Professor Chris Whitty said the antibody testing kits must first be available to NHS and frontline key workers.

Coronavirus antibody testing kits will not be available to order online “within days”, the UK’s chief medical officer has clarified.

Professor Chris Whitty, who is advising Boris Johnson’s government on tackling the disease, said the crucial tests would first be for “critical uses”, such as working out whether NHS staff and frontline key workers are immune.

Doctors and scientists must figure out whether the 3.5m antibody tests the government has bought actually work, Whitty stressed.

It comes after Sharon Peacock, director of the National Infection Service at Public Health England, raised hopes at a Commons committee hearing by suggesting the mass of tests would be available for sale on sites like Amazon as early as next week.

England's Chief Medical Officer Chris Whitty
England's Chief Medical Officer Chris Whitty

“I do not think, and I want to be clear, that this is something will suddenly be ordering on the internet next week,” Whitty said, appearing alongside the prime minister at a press conference in Downing Street.

“Once we’re confident of which tests work, and how many therefore we’ve got available to use, there is a hierarchy of things that we need to do,” he said.

“We need to start off by answering that critical question (...) what proportion of people get this without any symptoms, because that has big implications for the way we then manage this - that’s a very early priority.

“Then we need to make sure we can get NHS workers tested to work out who is immune, or almost certainly immune, to this infection, and who isn’t, and we will basically go out in kind of a graded way from there.”
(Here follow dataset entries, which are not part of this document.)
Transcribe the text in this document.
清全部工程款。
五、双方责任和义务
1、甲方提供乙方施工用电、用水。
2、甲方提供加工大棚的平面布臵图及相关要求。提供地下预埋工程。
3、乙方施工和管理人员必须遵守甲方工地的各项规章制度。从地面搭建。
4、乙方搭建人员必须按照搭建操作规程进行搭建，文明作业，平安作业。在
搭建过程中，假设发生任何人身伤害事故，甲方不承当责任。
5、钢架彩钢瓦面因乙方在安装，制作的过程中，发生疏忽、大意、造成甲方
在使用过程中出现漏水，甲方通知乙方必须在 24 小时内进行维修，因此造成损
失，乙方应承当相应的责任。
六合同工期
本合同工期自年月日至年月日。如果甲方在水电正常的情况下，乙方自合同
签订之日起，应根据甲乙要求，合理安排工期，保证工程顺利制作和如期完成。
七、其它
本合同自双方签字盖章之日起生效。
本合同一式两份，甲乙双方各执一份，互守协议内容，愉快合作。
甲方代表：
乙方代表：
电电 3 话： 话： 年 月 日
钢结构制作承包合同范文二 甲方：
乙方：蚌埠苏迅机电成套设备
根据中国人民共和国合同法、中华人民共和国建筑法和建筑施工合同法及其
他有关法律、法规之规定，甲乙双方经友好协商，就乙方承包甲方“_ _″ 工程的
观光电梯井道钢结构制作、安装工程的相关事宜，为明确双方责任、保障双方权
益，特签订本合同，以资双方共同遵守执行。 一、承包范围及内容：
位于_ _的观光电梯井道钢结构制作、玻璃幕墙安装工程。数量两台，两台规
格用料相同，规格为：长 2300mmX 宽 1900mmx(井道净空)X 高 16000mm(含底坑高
He underlined that the wider public were not the first priority for tests, adding: “We need to go through the evaluation, then the first critical uses, and then spread it out from that point of view. We need to do that in a systematic way.”

Chief Medical Officer Chris Whitty, Prime Minister Boris Johnson and Chief Scientific Adviser Sir Patrick Vallance.
Chief Medical Officer Chris Whitty, Prime Minister Boris Johnson and Chief Scientific Adviser Sir Patrick Vallance.

The antibody tests identify where somebody has already contracted the virus, fought it off and is now immune. They will be a key weapon in the fight against the disease, which some people contract and experience no symptoms.

But the government has also faced criticism that not enough testing is available for patients ill with symptoms, to differentiate whether they have Covid-19 or a regular cold or flu.

Johnson used the press conference to say the government was “massively ramping up our testing programmes” and hoped to be conducting 250,000 tests a day “very soon”.

The UK death toll from the disease stands at 437, while more than 8,000 have been infected.

Prof Whitty said there were shortages along many supply chains in the production of tests because “every country in the world is simultaneously wanting this new thing”.

He added: “It’s not that there is no testing going on, what we need, clearly, is to be able to scale it up.”

Whitty went on to talk about the unprecedented pressure the NHS would be under due to coronavirus.

He said it will be a “close run thing” for the service and that the government was expecting demand for critical care beds to rocket in the next fortnight.

He said: “That’s entirely what we expect to happen and that’s what will happen over that time.

“Clearly demand is going to go up because of coronavirus.”

He also said there was no guarantee, despite the stringent measures brought in to try and reduce the spread of Covid-19, that the NHS would not be overwhelmed.

He said: “The measures that have been announced – that all of us have to do, if the NHS is going to get through this without exceeding its capacity – and the fantastic work by my colleagues in the NHS to increase supply, that is the way we will narrow this to the smallest possible gap over the next three weeks.

“We do think that if everybody sticks to staying in your household unless absolutely essential, this gap will probably be manageable by the NHS.

“But we cannot guarantee that and nobody that is sensible would wish to guarantee that.

“But that is what we are planning for and that is what we intend to happen.”